For a random value of $x$, $\gcd(x^{ed}-x,N)$ will be $p$ with good probability (this is where we need the assumption). If we write $d = a + bD$ with $0 \le a,b < D$, then $\gcd(x^{ea}x^{ebD}-x,N)$ will be $p$, and in fact the gcd of $\prod_{i=0}^{D-1} (x^{ei}x^{ebD} - x)$ and $N$ will also be $p$ with good probability. (Note that if the inverse of $e$ modulo $q-1$ were of the form $i+bD$ with $0 \le i < D$, then this would fail since we would pick up a factor of $q$ in the product. This is what I meant by "anything like $d$" above.)

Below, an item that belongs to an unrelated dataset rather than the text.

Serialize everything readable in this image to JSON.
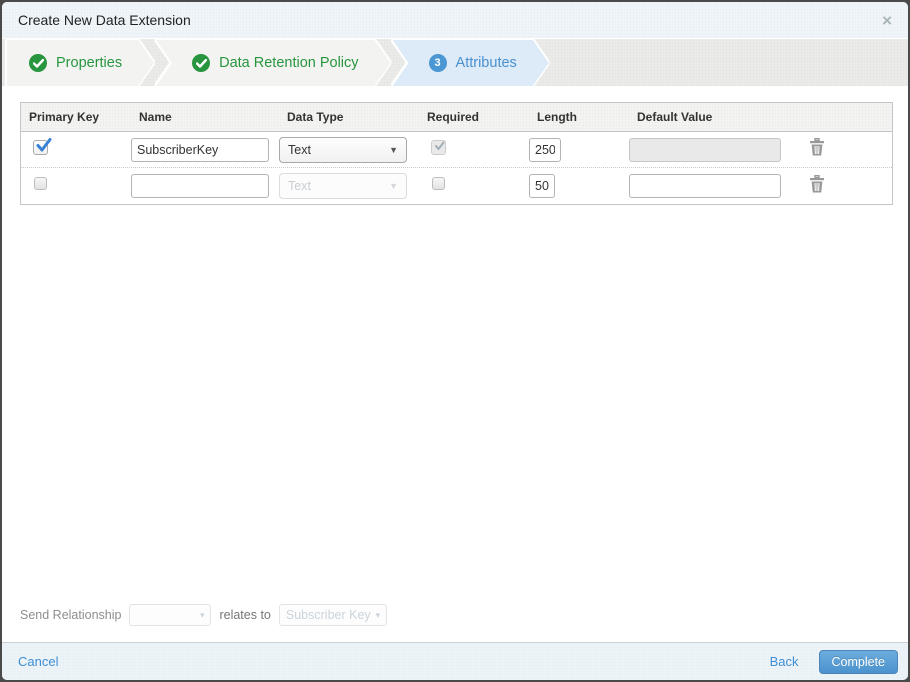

Now consider the polynomial $\prod_{i=0}^{D-1} (x^{ei}y - x)$ in the variable $y$. In a number of steps nearly linear in $D$, we can compute this polynomial modulo $N$ and then we can evaluate it at any $D$ given points. (This requires special algorithms, since for example multiplying the factors one by one would require about $D^2$ operations. See Chapter 10 of von zur Gathen and Gerhard's book Modern Computer Algebra for background on fast evaluation and interpolation algorithms.)

Given these fast algorithms, the final steps are easy: we compute the polynomial, compute the $D$ evaluation points $y = x^{ebD}$ with $0 \le b < D$, compute the evaluations of the polynomial at these points, and take their gcds with $N$. All of this is nearly linear-time in $D$, and one of the gcds will give us the factor $p$.